Die Spirulina ist eine Blaualge

Die Blaualge Spirulina wird den Cyanobakterien zugeordnet. Früher ernteten die Azteken die blau-grüne Mikroalge in einem See in Zentral-Mexiko. Schon damals ernährten sich die Menschen von dieser Alge, weil sie wussten, welche wertvollen Stoffe in ihr stecken.

Die Spirulina benötigt die Photosynthese zum Leben. Sie wächst in den Salzgewässern in Australien und Mittelamerika, aber sie wird auch angebaut. In diesen speziellen Becken gedeihen die Algen deutlich schneller und umweltfreundlicher. Die Verfahren verhindern, dass sich Schadstoffe in den Algen absetzen. Nach der Ernte werden sie sofort getrocknet und zu Pulver oder Tabletten verarbeitet. Die Mikroalgen sind vielfältig einsetzbar – sie werden als Lebens- und Nahrungsergänzungsmittel verwendet. Die Alge besteht mindestens zu 60 Prozent aus Eiweiß und enthält wichtige essentielle Aminosäuren.
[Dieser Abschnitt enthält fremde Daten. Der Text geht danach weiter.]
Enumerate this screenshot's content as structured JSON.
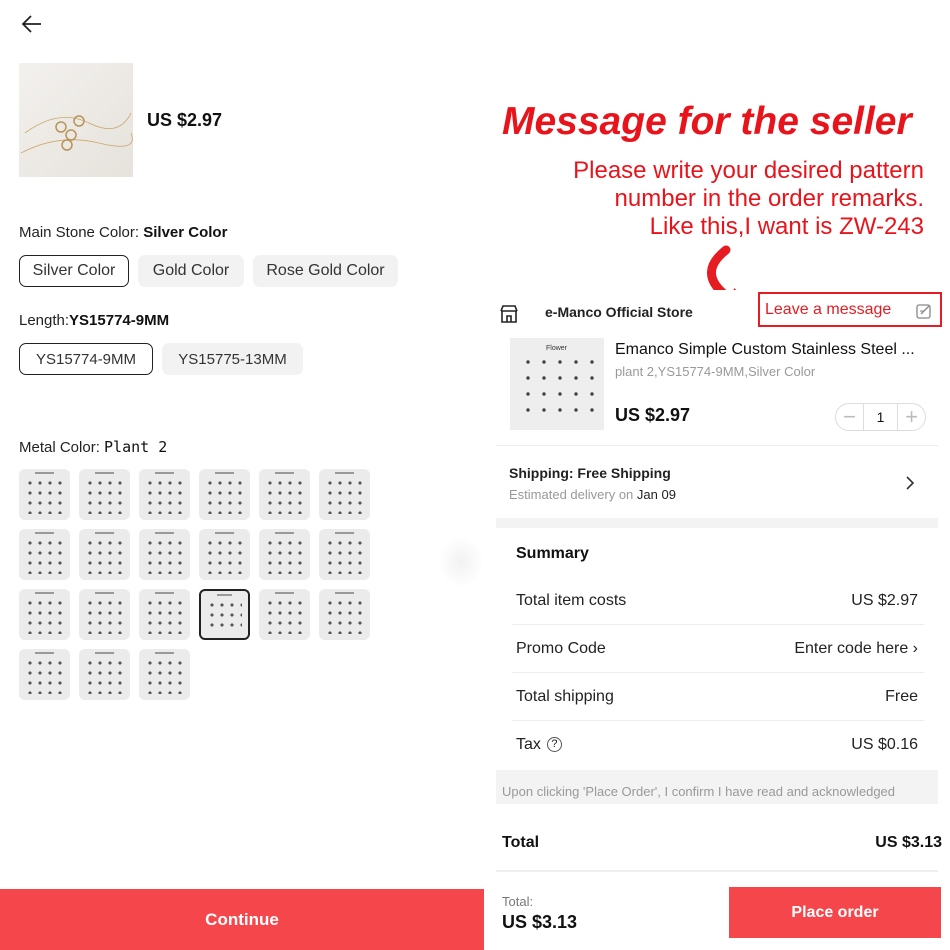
{
  "left": {
    "price": "US $2.97",
    "main_stone": {
      "label": "Main Stone Color:",
      "value": "Silver Color",
      "options": [
        "Silver Color",
        "Gold Color",
        "Rose Gold Color"
      ],
      "selected_index": 0
    },
    "length": {
      "label": "Length:",
      "value": "YS15774-9MM",
      "options": [
        "YS15774-9MM",
        "YS15775-13MM"
      ],
      "selected_index": 0
    },
    "metal_color": {
      "label": "Metal Color:",
      "value": "Plant 2",
      "pattern_count": 21,
      "selected_index": 15
    },
    "continue_label": "Continue"
  },
  "promo": {
    "title": "Message for the seller",
    "line1": "Please write your desired pattern",
    "line2": "number in the order remarks.",
    "line3": "Like this,I want is ZW-243",
    "color": "#e8141b"
  },
  "order": {
    "store_name": "e-Manco Official Store",
    "leave_message": "Leave a message",
    "product": {
      "title": "Emanco Simple Custom Stainless Steel ...",
      "image_title": "Flower",
      "variant": "plant 2,YS15774-9MM,Silver Color",
      "price": "US $2.97",
      "quantity": "1"
    },
    "shipping": {
      "title": "Shipping: Free Shipping",
      "estimate_label": "Estimated delivery on",
      "estimate_date": "Jan 09"
    },
    "summary": {
      "title": "Summary",
      "rows": [
        {
          "label": "Total item costs",
          "value": "US $2.97"
        },
        {
          "label": "Promo Code",
          "value": "Enter code here"
        },
        {
          "label": "Total shipping",
          "value": "Free"
        },
        {
          "label": "Tax",
          "value": "US $0.16"
        }
      ]
    },
    "disclaimer": "Upon clicking 'Place Order', I confirm I have read and acknowledged",
    "total_label": "Total",
    "total_value": "US $3.13",
    "bottom_total_label": "Total:",
    "bottom_total_value": "US $3.13",
    "place_order_label": "Place order"
  },
  "colors": {
    "accent_red": "#f5474b",
    "promo_red": "#e8141b"
  }
}
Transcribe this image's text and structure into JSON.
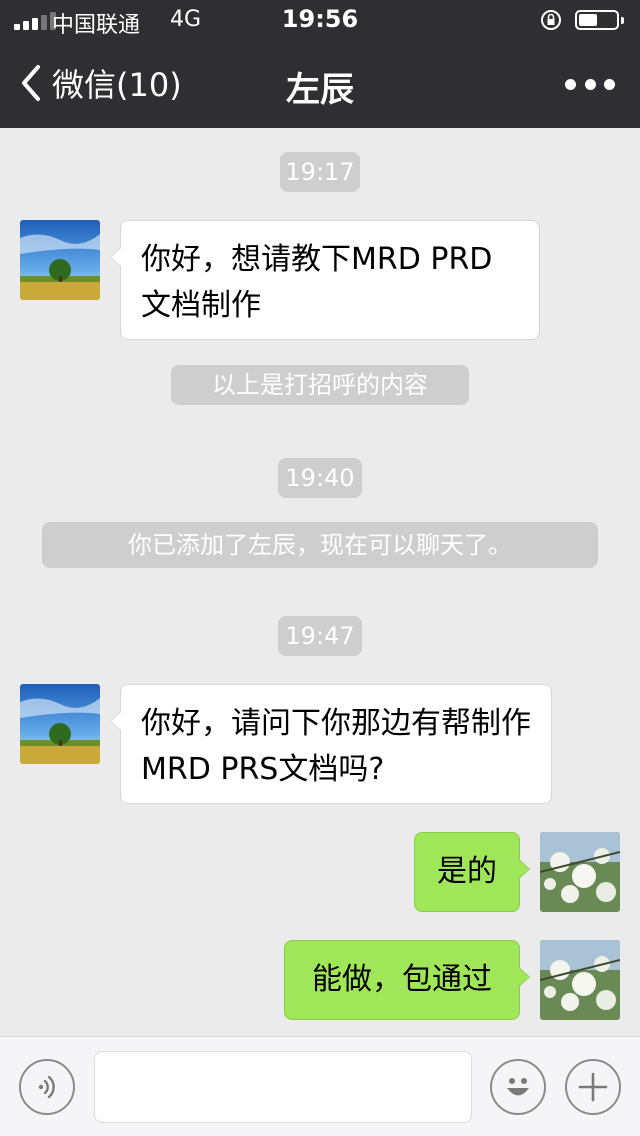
{
  "status_bar": {
    "carrier": "中国联通",
    "network": "4G",
    "time": "19:56"
  },
  "nav": {
    "back_label": "微信(10)",
    "title": "左辰",
    "more_icon": "more-dots-icon"
  },
  "messages": {
    "t1": "19:17",
    "m1": "你好，想请教下MRD  PRD文档制作",
    "s1": "以上是打招呼的内容",
    "t2": "19:40",
    "s2": "你已添加了左辰，现在可以聊天了。",
    "t3": "19:47",
    "m2": "你好，请问下你那边有帮制作MRD  PRS文档吗?",
    "m3": "是的",
    "m4": "能做，包通过"
  },
  "input_bar": {
    "voice_icon": "voice-icon",
    "emoji_icon": "emoji-icon",
    "plus_icon": "plus-icon",
    "placeholder": ""
  },
  "colors": {
    "nav_bg": "#2f2f33",
    "chat_bg": "#ebebeb",
    "outgoing_bubble": "#9fe658",
    "incoming_bubble": "#ffffff",
    "system_pill": "#cecece"
  }
}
Zudem sind in der Pflanze reichlich Nährstoffe vorhanden: Calcium, Kalium, Magnesium, B-Vitamine Eisen und Antioxidantien.

Die Spirulina und die Nährstoffe

Die blaugrüne Alge hat sich als Nahrungsergänzung durchgesetzt. Sie verleiht dem Menschen Energie und hält seinen Körper fit. Das sind beste Voraussetzungen um den Alltag zu bewältigen. Die Alge wird zusätzlich zur Nahrung eingenommen und soll aufgrund ihrer Inhaltsstoffe ausgleichend auf das Immunsystem wirken.

Gesund und vegan leben mit Spirulina Algen

Aus dem Spirulina Pulver lässt sich ein Drink anrühren. Damit können sich Menschen versorgen, denen aufgrund ihrer Lebens- und Ernährungsweise eine Unterversorgung droht. Das Getränk wird regelmäßig vorbeugend getrunken. Die Pflanze enthält lebenswichtige Nährstoffe, sodass Veganer mit einer täglichen Portion Spirulina Algen möglichen Defiziten in der Ernährung vorbeugen können.